By Boyd Evert in Data Spaces | 12-04-2008 6:35 PM | Categories: Filed under: ,
Rating: (not yet rated) |  Discuss | 2,401 Reads | 98 Reads in Last 30 Days |2 comment(s)

A few weeks ago I did some consulting work for a client who had a poor-performing SQL Server. From my title and first sentence, you know where this is going...

My client was in the process of migrating to a new application. Since they were migrating in stages, they needed to run both old and new applications concurrently. However, they wanted the data to stay in sync, so they used triggers to duplicate transactions between tables. As you can imagine, they had all kinds of locking, blocking and deadlock issues. So we created indexed views of all of the new tables mapping the old columns to the new. Now the old application was using the new structure and all of their data was in one place.
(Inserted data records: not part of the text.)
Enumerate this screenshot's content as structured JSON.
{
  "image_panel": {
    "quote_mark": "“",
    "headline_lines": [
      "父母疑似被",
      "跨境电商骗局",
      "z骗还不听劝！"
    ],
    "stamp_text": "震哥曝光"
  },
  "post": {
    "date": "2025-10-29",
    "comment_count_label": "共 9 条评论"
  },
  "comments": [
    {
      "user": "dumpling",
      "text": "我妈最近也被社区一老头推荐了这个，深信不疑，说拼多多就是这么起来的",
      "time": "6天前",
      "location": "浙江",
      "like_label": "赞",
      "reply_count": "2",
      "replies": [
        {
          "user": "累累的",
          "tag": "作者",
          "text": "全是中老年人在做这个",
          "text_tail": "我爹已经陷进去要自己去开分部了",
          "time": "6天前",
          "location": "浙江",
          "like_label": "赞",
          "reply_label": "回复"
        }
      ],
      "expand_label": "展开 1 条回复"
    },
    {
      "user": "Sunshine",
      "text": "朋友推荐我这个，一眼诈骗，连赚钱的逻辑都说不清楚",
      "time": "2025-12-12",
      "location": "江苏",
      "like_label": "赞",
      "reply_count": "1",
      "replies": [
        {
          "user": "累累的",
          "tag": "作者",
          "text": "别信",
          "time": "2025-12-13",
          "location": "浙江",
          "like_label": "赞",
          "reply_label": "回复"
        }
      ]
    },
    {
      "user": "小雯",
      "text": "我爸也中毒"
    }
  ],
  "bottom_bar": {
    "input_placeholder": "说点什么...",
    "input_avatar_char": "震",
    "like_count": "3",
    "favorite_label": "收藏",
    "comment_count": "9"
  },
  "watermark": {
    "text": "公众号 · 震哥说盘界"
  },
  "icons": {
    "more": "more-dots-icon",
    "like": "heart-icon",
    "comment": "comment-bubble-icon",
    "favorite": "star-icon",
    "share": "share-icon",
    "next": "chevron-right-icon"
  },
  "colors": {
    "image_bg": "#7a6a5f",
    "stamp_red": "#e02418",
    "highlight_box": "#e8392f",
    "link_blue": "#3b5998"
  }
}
The point here isn't that we shouldn't use triggers. Triggers have their place. In fact, I’ve seen some really cool things done with triggers, cool things that didn’t crush servers. Having said that, I rarely use them because I usually can do what I need to do with a view or a proc.

Comments
 

Jerry Hung said:

Earlier this week I had to disable many triggers just so that we can Restore Databases and Create Databases

The triggers were set to send out alerts on DDL events but 2 issues

1. The DBA db didn't exist on that server but the trigger is relying on that db

2. SharePoint creating database name so long that it broke the XML column used in the DDL trigger for Creating Database

December 5, 2008 8:36 AM
 

Steve Jones said:

Triggers are bad here, especially with multiple applications. I had to do this once with an inventory/sales app and an accounting app. trigger->accounting caused issues as well even for a couple users.

My solution was to create two tables, one in each db, that contained the data I needed. We used a trigger in the sales app to copy data to the "shadow" table in that database and then replication to move that data to the other "shadow" table in the other database. A trigger then updated the accounting app.

That de-coupled solution worked very well.